From here onward, PTE remapping and page table traversals are straightforward and result in us having full control over the kernel address space in the user page table. We can allocate memory by making PTEs valid and swap pages by changing PTEs PFN (Page Frame Number) field. In case read\write is required we can map pages in the same manner back to the kernel page table.
As the logic of ring 0 entry points changed, hooking them needs to change respectively.
The pages of KVASCODE section are mapped to the same physical pages in all page tables, user and kernel. We start by changing the user page table so KVASCODE virtual addresses will be mapped to different physical pages. This frees the prolog of the function for our own use as it’s now redundant, there’s no need to check anymore which page table is in use. It will also prevent PatchGuard from detecting changes of code since no actual pages of ntoskrnl will be changed.
Next thing we need to tackle is how to actually run our code. KVASCODE section size is very limited and we can map additional pages in the user page table. This won’t allow us to use services provided by the OS. What’s possible instead is to switch to the kernel page table.
As our code is not mapped in the user page table we can’t jump to it directly before switching page tables. Simply switching page tables will result just in returning to the original KVASCODE pages which aren’t under our control. What’s possible to do at this point is to utilize ROP.
In the pages we remapped in the user page table we’ll create a CR3 assignment gadget with a ret instruction overlapping in both virtual address spaces. This way even after changing the page table the ret instruction will be executed. Following that, we’ll change the prolog to push the address of our driver and jump to the CR3 assignment gadget we created.
VBS doesn’t render the technique impossible but does introduce some complications.
With HyperVisor Code Integrity (HVCI) it's no longer possible to run unsigned code in the kernel. HVCI prevents creating the hooks dynamically so it’s necessary to have them compiled in the driver. This creates a significant difficulty because it means we have to know in advance the locations of the functions in every page. Since these functions don’t tend to change much and the size of the KVASCODE section doesn't really change (and includes a large cave), it's not totally impossible. In case offsets of data structures or values that are determined only on runtime are required they can be stored in a data page which we'll map in the user page table in a fixed offset adjacent to the KVASCODE pages.
Another thing to pay attention to is that on a machine with VBS enabled, the root partition reverts back to using the int 2e instruction instead of the syscall\sysenter instructions.
The solution is quite simple – PatchGuard should check that the PFNs of PTEs for KVASCODE pages in both kernel and user page tables are the same. This will ensure that the code in the minimal kernel address space matches the code in the actual kernel address space. Seeing that the code in the kernel is validated by PatchGuard, it ensures no tampering occured.

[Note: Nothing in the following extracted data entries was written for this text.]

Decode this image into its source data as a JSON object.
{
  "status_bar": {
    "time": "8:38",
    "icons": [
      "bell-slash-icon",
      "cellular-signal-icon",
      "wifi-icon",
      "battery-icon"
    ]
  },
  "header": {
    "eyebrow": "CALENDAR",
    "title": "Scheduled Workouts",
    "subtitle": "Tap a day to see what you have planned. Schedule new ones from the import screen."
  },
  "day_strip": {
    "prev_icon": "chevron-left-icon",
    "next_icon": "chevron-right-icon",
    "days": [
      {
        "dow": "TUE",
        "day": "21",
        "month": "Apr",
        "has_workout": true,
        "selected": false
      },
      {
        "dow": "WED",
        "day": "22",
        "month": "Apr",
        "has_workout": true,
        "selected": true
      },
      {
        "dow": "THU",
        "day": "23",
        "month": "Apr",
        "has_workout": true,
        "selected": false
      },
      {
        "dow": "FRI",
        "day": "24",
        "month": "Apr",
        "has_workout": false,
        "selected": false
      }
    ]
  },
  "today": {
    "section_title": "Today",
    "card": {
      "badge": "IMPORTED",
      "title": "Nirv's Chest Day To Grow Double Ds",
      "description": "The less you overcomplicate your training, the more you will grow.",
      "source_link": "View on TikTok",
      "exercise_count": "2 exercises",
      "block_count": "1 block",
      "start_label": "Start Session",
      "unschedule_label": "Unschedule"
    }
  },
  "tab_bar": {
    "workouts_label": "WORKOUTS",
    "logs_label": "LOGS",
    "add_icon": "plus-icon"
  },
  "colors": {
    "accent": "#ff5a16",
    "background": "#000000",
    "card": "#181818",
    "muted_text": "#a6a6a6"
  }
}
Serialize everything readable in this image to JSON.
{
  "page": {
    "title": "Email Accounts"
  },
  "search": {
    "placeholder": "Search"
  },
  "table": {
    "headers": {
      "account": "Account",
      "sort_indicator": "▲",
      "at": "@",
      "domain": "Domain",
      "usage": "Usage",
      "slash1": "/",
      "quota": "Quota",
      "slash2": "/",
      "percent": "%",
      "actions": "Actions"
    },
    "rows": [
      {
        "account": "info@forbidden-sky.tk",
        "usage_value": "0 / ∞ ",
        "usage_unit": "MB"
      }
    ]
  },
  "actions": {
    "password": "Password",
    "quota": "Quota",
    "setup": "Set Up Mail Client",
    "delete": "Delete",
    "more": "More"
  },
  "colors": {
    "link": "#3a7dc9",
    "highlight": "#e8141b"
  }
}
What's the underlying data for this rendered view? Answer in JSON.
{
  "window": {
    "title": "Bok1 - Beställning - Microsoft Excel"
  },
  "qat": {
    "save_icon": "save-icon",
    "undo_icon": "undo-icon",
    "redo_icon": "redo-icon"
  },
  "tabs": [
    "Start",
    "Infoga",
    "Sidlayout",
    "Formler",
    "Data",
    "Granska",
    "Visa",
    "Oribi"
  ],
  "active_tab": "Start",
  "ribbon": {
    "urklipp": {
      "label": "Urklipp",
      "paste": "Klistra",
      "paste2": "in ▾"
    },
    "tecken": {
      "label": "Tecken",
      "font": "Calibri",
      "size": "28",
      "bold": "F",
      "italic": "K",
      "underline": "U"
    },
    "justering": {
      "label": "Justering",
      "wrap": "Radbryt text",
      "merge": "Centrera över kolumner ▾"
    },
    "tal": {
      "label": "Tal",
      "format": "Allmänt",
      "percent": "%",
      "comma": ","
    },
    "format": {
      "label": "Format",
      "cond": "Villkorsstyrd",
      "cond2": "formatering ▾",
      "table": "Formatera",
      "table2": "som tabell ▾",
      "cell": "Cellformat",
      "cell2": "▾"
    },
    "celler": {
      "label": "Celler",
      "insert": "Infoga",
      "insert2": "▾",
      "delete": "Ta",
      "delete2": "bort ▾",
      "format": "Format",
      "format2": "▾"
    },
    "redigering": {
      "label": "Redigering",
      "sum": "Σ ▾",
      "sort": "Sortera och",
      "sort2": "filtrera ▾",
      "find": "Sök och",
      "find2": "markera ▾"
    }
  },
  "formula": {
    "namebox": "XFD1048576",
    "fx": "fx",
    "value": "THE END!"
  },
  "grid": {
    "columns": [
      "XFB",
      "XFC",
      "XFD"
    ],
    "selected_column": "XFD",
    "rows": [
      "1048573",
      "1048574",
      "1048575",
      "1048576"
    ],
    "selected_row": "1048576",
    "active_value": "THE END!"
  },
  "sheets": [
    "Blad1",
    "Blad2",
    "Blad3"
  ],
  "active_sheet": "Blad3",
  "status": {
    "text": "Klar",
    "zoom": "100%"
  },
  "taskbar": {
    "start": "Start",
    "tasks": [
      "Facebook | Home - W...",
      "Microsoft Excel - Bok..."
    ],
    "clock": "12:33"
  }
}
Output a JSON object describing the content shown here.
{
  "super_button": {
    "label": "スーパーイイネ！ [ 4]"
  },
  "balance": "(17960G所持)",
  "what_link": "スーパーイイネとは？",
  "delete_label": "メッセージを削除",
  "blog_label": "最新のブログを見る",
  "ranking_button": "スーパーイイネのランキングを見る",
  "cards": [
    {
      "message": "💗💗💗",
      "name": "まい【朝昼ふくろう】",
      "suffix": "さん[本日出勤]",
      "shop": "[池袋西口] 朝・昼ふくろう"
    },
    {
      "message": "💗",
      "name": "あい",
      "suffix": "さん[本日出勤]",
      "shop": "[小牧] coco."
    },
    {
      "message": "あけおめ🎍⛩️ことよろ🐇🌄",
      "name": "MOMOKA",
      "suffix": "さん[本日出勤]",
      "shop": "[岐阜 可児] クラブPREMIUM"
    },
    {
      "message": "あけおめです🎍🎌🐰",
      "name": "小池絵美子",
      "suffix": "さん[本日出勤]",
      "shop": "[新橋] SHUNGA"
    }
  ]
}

Major architectural changes to modern operating systems introduce new complexities and new avenues for attackers and researchers alike. Researchers can utilize this new method to monitor system calls made by user-mode processes without depending on virtualization and other hardware capabilities, or messing with OS security mechanisms. Due to KVAS performance optimization, coverage can be applied to less privileged applications which usually are more likely to pose security risks.
This research was conducted on Windows 10 RS4 x64. However, since KVAS has been backported to all supported Windows versions it is also applicable to Windows 7, 8.1 and corresponding server versions.
Although this post focuses on Windows the technique we detailed is relevant to other major operating systems that use KPTI, such as Linux and macOS.
- 29/3/2018: Report to MSRC
- 18/4/2018: Confirmation from MSRC
- 25/4/2018: Release of Windows RS5 insider preview build 17655 with the fix as we suggested.